Meyrick described the species as follows:

♂︎. 7-10mm. Head, thorax, and abdomen pearly white. Palpi white, second joint with a blackish sub-apical ring, scales slightly projecting, terminal joint with a blackish basal ring. Antennae white, indistinctly ringed with pale fuscous. Legs white, indistinctly banded with fuscous. Forewings elongate, very narrow, long-pointed; veins 6 and 7 stalked; white, more or less sprinkled with fuscous; a dark fuscous elongate dot in disc before middle, a second very obliquely before it on fold, and a third in disc beyond 2/3; a sharply-marked black apical dot : cilia whitish, with a black line opposite apex only. Hindwings with veins 2, 3, and 5 absent; whitish; cilia whitish.
The small dark dot and line of scales right at the end tip of the wing is characteristic of this species.

== Distribution ==
This species is endemic to New Zealand. Specimens have been collected in Kaeo, Auckland, Hamilton, Wellington, Nelson, Christchurch, Queenstown and Invercargill. It has also been found in Fiordland, and on Somes Island.
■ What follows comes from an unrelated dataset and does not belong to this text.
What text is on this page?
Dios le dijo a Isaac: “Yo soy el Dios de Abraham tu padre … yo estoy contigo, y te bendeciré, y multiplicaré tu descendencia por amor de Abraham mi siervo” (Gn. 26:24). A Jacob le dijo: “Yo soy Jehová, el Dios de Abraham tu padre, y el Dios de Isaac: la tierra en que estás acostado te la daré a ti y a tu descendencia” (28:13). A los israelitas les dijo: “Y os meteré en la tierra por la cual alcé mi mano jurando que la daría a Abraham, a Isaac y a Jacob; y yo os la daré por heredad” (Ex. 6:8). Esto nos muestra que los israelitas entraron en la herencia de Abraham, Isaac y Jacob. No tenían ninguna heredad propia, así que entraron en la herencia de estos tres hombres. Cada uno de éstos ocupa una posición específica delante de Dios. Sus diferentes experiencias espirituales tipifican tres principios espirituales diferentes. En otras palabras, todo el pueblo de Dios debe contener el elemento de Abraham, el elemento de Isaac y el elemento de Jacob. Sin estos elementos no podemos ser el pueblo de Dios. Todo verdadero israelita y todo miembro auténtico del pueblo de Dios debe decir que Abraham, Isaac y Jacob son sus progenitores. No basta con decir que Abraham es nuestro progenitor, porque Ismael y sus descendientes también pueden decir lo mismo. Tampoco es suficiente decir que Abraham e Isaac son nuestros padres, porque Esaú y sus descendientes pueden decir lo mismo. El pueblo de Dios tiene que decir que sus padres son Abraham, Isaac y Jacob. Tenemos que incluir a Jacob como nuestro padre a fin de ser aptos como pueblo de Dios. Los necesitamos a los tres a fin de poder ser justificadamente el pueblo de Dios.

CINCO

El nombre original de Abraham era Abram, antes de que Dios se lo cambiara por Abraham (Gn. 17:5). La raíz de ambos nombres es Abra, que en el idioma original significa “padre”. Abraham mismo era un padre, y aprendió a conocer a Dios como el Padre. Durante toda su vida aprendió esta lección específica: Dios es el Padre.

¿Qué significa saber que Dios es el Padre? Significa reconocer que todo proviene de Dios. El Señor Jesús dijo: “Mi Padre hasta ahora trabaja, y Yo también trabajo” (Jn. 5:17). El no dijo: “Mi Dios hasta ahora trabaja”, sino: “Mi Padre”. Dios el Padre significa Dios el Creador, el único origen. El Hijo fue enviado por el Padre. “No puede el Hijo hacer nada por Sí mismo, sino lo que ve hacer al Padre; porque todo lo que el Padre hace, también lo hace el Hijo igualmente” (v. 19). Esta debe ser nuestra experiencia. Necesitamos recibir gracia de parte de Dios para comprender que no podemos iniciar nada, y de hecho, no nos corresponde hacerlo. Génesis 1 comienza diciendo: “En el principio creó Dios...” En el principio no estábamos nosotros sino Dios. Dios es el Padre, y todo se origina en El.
== Biology and behaviour ==
The larvae of this species lives under its host fern fronds feeding on spores. It creates an H-shaped silken cocoon and pupates within the cross bar that cocoon. The adult moths of this species is on the wing from November to January. It flies freely at sunset. Hudson stated it was common in the upper parts of the Wellington Reservoir Reserve, an area now known as Zealandia. At rest, this species raises the forepart of its body and when about to move has a habit of waving alternate antennae.

== Habitat and host species ==
The species prefers rough overgrown habitat of grasslands or fern glades near forest. This species has also been found in gumland heath habitat. The larvae of this species feed on fern sori and hosts include species in the genus Asplenium as well as the species Histiopteris incisa.